Scotch Grey is a cool, complex grey, and the golden rule is to keep everything around it cool. The moment you introduce a yellow-based partner — cream, brass, golden oak — the grey curdles and goes faintly sickly. So discipline here pays off.
For woodwork and ceilings, reach for a soft white with a blue bias rather than a warm one.

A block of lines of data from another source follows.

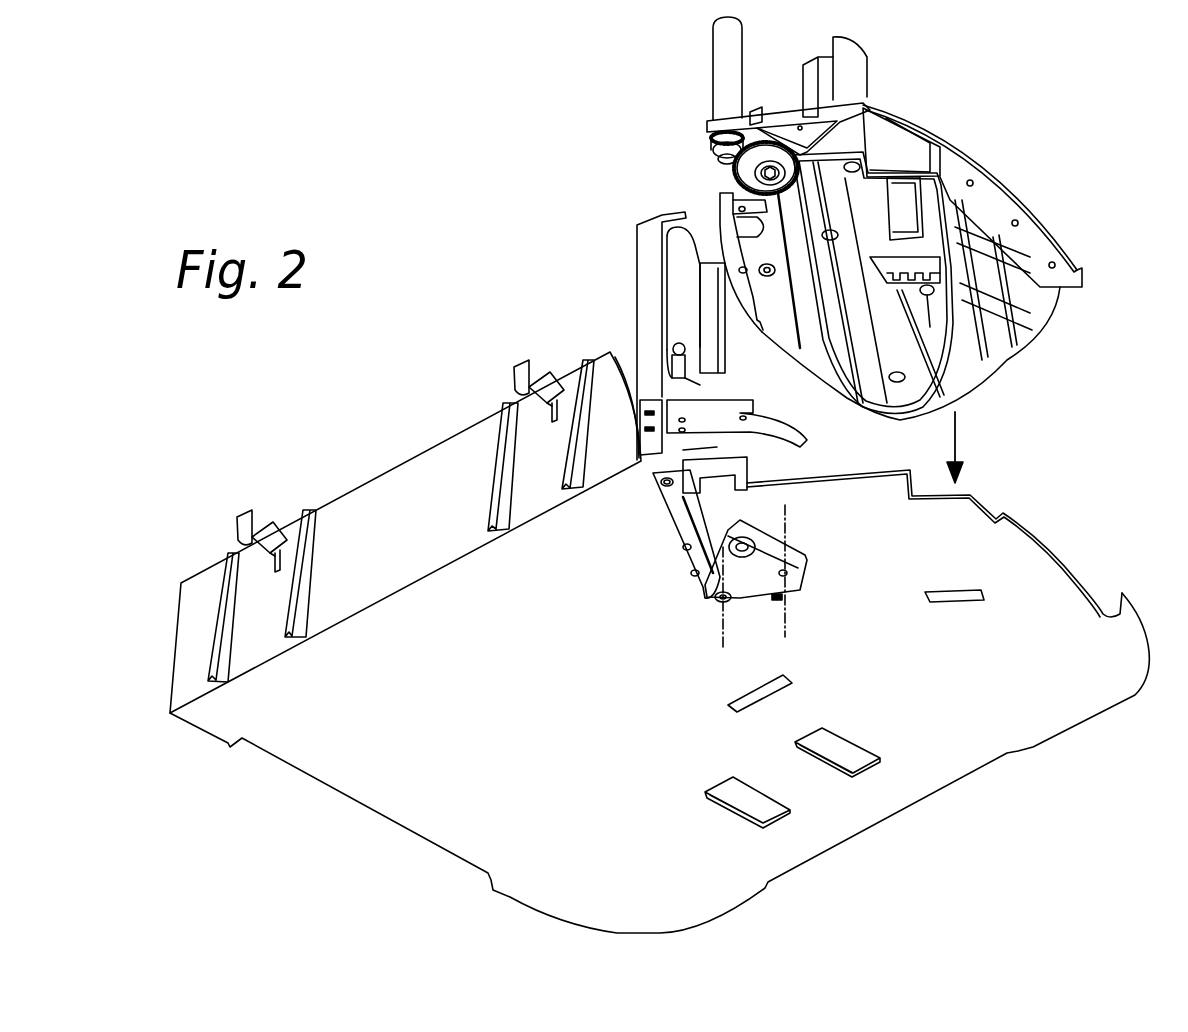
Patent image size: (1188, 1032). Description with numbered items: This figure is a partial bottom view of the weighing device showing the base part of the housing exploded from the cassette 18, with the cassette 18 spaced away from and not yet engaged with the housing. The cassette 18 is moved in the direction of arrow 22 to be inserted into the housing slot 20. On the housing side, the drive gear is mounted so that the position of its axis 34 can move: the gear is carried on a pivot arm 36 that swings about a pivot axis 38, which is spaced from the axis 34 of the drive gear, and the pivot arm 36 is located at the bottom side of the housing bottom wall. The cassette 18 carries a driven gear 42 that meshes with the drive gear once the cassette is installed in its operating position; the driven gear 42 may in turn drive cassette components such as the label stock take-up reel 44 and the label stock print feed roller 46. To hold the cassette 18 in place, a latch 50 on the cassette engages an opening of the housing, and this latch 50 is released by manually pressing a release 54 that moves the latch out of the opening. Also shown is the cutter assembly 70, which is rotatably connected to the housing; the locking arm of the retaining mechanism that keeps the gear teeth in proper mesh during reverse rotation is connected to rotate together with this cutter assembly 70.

The cassette 18 is at (875, 218).
The housing slot 20 is at (1056, 541).
The arrow 22 is at (955, 437).
The axis of the drive gear 34 is at (788, 530).
The pivot arm 36 is at (755, 578).
The pivot axis 38 is at (725, 622).
The driven gear 42 is at (750, 173).
The label stock take-up reel 44 is at (876, 72).
The label stock print feed roller 46 is at (727, 68).
The latch 50 is at (918, 284).
The release 54 is at (890, 147).
The cutter assembly 70 is at (633, 300).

Farrow & Ball All White (LRV 92) is ideal: it's about as clean and uncreamy a white as you'll find, so it lifts the grey without warming it up. Skirtings, architraves and the ceiling in All White will let Scotch Grey read as the calm, considered colour it is.
For contrast, go deep and inky. Paint & Paper Library Blue Blood (LRV 16.4) is a brilliant anchor — a rich, dusky blue that gives the scheme some backbone on a chimney breast, a panelled wall or interior joinery. It reads almost as an off-black from across the room but keeps the palette firmly in cool territory.
If you want a moment of personality, Dulux Fuchsia Falls 2 (LRV 29.8) brings a cool pink-purple that sits surprisingly happily against grey — think a single piece of furniture, an alcove or a textile rather than whole walls. And Mylands Beehive Place No.140 (LRV 58.6) gives you a lighter mid-tone option if you'd rather keep things gentle and tonal across two walls.
The "but what about warmth?" question always comes up — people worry a cool scheme feels clinical. The answer is texture, not yellow. Bring warmth through linen, wool, a flat-weave rug and plenty of natural light, and keep your metals cool: chrome, polished nickel, pewter. Skip the brass and the oak.
Practically: paint a metre-square test patch of Scotch Grey beside your chosen white and live with it for a couple of days, north light and evening light both. Cool greys shift a lot depending on the room's aspect, and you want to be sure before you commit the lot.